I've seen two explanations for the dearth of women in computing: engineering culture becoming dominant in the '60s (where it was more the domain of mathematics before) and the rise of personal computers that were advertised and marketed to young boys in the '80s. The latter is very noticeable in CS enrollment numbers.

3 comments

Back when people bought their punched tapes to the computers, being that computers operator was a social job, comparable to a secretary.

Look at jobs like optician, where the reverse happened: It used to be a crafts job when glasses were hand-manufactured. Today glasses are produced automatically, so the consultation and sales part has taken over and it changed from a men-dominated domain into a women-dominated domain.

No badness involved, either.

It was also much easier to "get into" it without a degree, unlike now when they want 5 years experience in CS as soon as you leave college.
The interpretation in the book "Programmed Inequality", albeit specific to the UK, is that in the early days programming and adjacent tasks involved a lot of manual labor (punching cards, moving tapes around), for which companies employed women to do it as cheaply as possible.

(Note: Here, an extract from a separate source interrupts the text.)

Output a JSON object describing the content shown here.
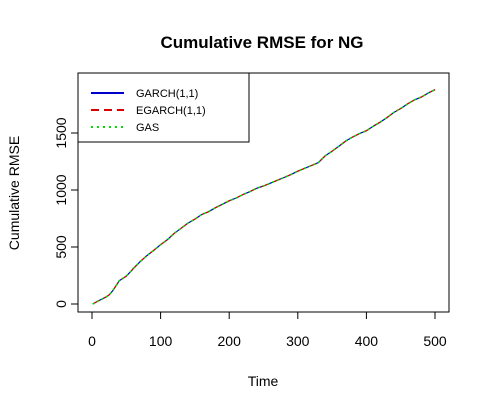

When tech jobs switched to requiring fewer humans, but ones with much more responsibilities and the ability to make operational/strategic decisions and to contribute to the design of the systems as part of implementing them, then companies moved to hiring men.

> in computing: engineering culture becoming dominant in the '60s (where it was more the domain of mathematics before)

That would suggest that countries in which that transition didn't happen (such as Germany: Informatik was and is a math-oriented field, the engineering side mostly ended up with electrical engineering) should see different trends. At least for Germany: no.